On this score also, to weep is to admit one’s own ignorance. Krishna’s life, is, on the whole, a message of cheer and joy. His doctrine of life is an insistence upon, “to weep is folly and to smile is wisdom.” “Keep smiling” seems to be Krishna’s philosophy put in two words, and that is why, seeing his dear friend weeping in life, the Lord gets whipped up, as it were, to an enthusiasm to save Arjuna from his delusions, and bring him back to the true purpose of life.
THE FOLLOWING TEN VERSES GIVE THE COMMON-MAN’S VIEW. SHANKARA SAYS, “NEITHER IS IT PROPER TO GRIEVE OVER BEINGS WHICH ARE MERE COMBINATIONS OF (MATERIAL) CAUSES AND EFFECTS; FOR”:
Adi Sankara Commentary
This being so, ‘death of anyone born’, etc.
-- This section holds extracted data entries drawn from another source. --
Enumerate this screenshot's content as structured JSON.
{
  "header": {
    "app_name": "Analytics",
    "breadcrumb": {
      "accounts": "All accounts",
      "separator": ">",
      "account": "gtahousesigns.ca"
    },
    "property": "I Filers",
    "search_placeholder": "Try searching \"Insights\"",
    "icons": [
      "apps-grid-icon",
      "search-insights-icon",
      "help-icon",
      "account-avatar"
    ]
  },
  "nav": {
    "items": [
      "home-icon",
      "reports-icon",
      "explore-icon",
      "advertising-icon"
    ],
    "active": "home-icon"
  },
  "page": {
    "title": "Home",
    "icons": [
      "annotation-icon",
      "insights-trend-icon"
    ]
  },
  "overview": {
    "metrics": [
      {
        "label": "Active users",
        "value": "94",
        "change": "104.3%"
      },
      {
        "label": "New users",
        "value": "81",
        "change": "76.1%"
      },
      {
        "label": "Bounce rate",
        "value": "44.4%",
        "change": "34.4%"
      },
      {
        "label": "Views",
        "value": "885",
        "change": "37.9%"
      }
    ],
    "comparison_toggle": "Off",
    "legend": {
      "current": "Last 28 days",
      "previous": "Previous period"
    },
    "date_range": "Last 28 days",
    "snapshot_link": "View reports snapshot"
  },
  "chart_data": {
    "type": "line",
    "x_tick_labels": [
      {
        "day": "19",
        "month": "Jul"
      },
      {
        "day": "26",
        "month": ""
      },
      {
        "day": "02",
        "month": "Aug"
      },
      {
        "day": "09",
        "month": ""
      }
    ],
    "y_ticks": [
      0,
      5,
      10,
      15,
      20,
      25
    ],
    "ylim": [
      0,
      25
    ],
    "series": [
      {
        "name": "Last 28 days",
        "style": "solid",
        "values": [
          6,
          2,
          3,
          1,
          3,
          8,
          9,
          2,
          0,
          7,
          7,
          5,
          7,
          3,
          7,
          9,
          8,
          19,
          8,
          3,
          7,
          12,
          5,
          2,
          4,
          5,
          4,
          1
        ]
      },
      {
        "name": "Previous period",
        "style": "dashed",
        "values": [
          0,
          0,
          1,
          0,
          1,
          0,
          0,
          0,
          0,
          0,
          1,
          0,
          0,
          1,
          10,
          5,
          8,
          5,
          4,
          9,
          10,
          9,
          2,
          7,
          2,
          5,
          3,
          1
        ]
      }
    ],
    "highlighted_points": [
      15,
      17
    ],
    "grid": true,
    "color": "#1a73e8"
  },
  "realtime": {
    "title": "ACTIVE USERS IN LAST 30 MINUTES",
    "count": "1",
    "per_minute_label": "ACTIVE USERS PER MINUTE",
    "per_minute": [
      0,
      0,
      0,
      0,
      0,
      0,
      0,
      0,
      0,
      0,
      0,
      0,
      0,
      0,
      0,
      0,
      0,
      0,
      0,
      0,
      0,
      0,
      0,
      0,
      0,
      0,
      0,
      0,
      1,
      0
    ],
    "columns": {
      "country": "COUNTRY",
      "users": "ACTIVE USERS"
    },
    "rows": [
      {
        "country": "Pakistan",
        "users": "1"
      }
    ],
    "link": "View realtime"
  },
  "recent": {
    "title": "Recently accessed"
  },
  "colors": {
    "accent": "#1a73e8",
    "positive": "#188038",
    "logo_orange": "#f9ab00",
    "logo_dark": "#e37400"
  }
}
Hi, for; mrtyuh, death; jatasya, of anyone born; dhruvah, is certain; is without exception; ca, and mrtasya, of the dead; janmah, (re-) birth; is dhruvam, a certainly. Tasmat, therefore, this fact, viz birth and death, is inevitable. With regard to that (fact), apariharye, over an enevitable; arthe, fact; tvam, you; na arhasi, ought not; socitum, to grieve.